Vanderkam suggests planning two adventures per week:
- One Big Adventure: A 3-4 hour window, perhaps on a weekend (e.g., going to a new park, a museum, or a hike).
- One Little Adventure: A 60-minute window during the week (e.g., a lunch break walk in a new part of town or a Wednesday night choir practice).
Rule 7: Take One Night for You
This is frequently the most resisted rule. Vanderkam advises taking one night (or a few hours) a week off from work and family responsibilities to do something purely for yourself. To make this stick, it helps to choose an activity that involves a commitment to others, like a sports league, a book club, or a class.
If you just plan to "take a bath," you will likely push it back when a work email arrives or a child needs something. If you have a tennis partner waiting for you at 7:00 PM, you will show up. This practice reminds you that you are an individual with interests independent of your career and family roles.
Tactical Efficiency for a Calmer Life
Finally, to prevent the small stuff from overwhelming the big stuff, you need tactical defense mechanisms against chaos.
Rule 5: Create a Backup Slot
Life is unpredictable. Kids get sick, cars break down, and meetings run late. If your schedule is packed 100% full, one disruption ruins the entire week. Vanderkam suggests scheduling a "backup slot"—an open window of time (perhaps Friday afternoon) designated for overflow.
If nothing goes wrong during the week, you have found free time. If something does go wrong, you simply move the task to the backup slot rather than panicking or borrowing time from the weekend.
Rule 8: Batch the Little Things
The mental load of small tasks—sending a permission slip, buying a birthday gift, answering a non-urgent email—can shatter your focus. Vanderkam recommends keeping a "Friday Punch List."
When a small task pops into your head, write it down and return to deep work. Then, during a low-energy window (like that Friday planning session), blitz through them all at once. This creates "economies of scale" and prevents you from procrastinating on hard work by doing easy "busy work."
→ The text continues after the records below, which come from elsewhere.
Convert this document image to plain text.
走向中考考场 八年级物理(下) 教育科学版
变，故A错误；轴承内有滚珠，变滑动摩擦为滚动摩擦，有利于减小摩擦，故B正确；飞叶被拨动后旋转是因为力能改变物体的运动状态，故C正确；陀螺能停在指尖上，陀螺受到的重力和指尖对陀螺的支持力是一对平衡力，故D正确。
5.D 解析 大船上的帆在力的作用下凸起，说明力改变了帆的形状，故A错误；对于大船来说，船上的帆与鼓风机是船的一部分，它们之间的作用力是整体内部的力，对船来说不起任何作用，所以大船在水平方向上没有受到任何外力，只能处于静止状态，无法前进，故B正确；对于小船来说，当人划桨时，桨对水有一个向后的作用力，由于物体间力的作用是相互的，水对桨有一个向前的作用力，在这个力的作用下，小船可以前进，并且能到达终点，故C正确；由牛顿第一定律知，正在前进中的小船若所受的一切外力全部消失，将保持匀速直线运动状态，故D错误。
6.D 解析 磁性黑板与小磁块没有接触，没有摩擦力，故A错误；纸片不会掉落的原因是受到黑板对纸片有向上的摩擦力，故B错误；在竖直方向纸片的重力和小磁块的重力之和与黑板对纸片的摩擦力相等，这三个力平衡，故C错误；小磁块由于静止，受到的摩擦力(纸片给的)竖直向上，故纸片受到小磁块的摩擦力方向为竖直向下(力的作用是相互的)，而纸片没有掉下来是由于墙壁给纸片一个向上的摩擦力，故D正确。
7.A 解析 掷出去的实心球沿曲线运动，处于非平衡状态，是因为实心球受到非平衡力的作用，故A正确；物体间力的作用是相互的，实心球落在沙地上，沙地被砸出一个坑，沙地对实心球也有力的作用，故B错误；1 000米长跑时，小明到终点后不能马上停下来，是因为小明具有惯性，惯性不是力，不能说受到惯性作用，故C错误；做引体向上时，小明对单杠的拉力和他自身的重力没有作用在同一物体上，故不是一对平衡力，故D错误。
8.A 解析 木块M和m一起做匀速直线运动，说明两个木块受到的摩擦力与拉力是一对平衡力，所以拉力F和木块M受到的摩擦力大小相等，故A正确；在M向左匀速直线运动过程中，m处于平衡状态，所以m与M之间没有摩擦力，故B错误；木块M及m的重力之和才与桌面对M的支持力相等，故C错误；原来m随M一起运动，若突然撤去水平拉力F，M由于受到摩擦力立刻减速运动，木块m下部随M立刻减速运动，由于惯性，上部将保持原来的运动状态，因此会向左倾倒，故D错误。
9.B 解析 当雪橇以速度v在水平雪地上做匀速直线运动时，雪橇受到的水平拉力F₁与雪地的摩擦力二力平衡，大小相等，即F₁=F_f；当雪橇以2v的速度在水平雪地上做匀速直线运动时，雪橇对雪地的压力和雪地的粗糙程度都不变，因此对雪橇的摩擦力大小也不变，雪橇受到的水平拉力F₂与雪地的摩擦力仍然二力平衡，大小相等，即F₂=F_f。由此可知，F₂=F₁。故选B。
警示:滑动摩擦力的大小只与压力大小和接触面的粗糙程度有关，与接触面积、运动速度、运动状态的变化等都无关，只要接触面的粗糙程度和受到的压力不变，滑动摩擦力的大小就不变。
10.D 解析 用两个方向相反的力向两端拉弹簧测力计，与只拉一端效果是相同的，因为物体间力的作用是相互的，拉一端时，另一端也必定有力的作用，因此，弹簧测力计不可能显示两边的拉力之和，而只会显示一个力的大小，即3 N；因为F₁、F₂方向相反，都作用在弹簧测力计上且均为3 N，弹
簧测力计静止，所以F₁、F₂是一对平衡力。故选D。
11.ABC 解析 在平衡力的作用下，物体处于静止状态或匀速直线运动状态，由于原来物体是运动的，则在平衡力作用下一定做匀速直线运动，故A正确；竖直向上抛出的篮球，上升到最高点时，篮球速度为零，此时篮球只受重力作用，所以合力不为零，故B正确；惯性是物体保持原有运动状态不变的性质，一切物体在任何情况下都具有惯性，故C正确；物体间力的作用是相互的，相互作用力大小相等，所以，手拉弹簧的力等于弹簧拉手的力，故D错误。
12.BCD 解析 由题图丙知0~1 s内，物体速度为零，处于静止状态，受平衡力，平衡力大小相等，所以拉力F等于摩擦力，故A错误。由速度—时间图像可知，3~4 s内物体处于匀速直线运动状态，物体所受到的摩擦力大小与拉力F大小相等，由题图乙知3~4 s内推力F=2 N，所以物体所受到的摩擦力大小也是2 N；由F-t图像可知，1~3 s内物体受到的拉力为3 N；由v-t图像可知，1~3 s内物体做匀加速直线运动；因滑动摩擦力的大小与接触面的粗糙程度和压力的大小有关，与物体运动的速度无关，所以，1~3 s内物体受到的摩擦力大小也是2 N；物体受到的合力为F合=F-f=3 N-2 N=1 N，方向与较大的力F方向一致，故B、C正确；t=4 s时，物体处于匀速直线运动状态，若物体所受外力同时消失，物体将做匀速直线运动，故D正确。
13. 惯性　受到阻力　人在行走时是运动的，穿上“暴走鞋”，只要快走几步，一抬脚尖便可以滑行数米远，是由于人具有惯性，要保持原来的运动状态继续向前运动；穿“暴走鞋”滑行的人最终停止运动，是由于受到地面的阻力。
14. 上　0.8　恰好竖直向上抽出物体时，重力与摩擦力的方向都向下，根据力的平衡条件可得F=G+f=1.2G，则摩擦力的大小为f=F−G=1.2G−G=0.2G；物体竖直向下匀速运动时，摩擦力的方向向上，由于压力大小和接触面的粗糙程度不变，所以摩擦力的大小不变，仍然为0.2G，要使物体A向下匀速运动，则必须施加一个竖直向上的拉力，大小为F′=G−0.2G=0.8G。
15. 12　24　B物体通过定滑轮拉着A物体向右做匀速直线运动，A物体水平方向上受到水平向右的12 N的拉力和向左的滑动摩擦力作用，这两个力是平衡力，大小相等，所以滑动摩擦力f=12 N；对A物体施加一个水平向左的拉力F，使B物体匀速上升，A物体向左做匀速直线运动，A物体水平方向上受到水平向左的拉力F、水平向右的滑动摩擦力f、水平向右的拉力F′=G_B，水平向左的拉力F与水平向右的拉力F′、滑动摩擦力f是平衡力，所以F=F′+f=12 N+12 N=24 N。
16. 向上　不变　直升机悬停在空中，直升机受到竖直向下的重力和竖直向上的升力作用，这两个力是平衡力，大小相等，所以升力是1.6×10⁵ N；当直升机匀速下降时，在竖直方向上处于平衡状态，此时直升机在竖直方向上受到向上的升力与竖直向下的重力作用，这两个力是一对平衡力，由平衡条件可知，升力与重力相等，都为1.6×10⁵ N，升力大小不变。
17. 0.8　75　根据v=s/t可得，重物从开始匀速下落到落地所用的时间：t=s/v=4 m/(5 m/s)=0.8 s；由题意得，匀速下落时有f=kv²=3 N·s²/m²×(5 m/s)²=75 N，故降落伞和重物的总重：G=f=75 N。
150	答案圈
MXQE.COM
Rule 9: Effortful Before Effortless Fun
When we finally get free time, we often default to "effortless fun," such as doom-scrolling on social media. While this is easy, it rarely feels rejuvenating. "Effortful fun"—reading a book, doing a puzzle, calling a friend—requires a small activation energy but yields a much higher return on happiness.
The rule is simple: Commit to doing just a few minutes of effortful fun before you switch to the easy stuff. Read three pages of a book. If you still want to scroll after that, go ahead. But often, you'll find yourself engaged in the hobby and choosing to continue.
Conclusion
Taking control of your time is not about squeezing more productivity out of every second; it is about stewardship. It is recognizing that while we cannot manufacture more time, we have more agency than we believe over the 168 hours we are given.
By telling yourself a new story—"I have a lot going on, but I have time for what matters"—and backing it up with these nine rules, you change your relationship with your life. You move from surviving the week to actually experiencing it.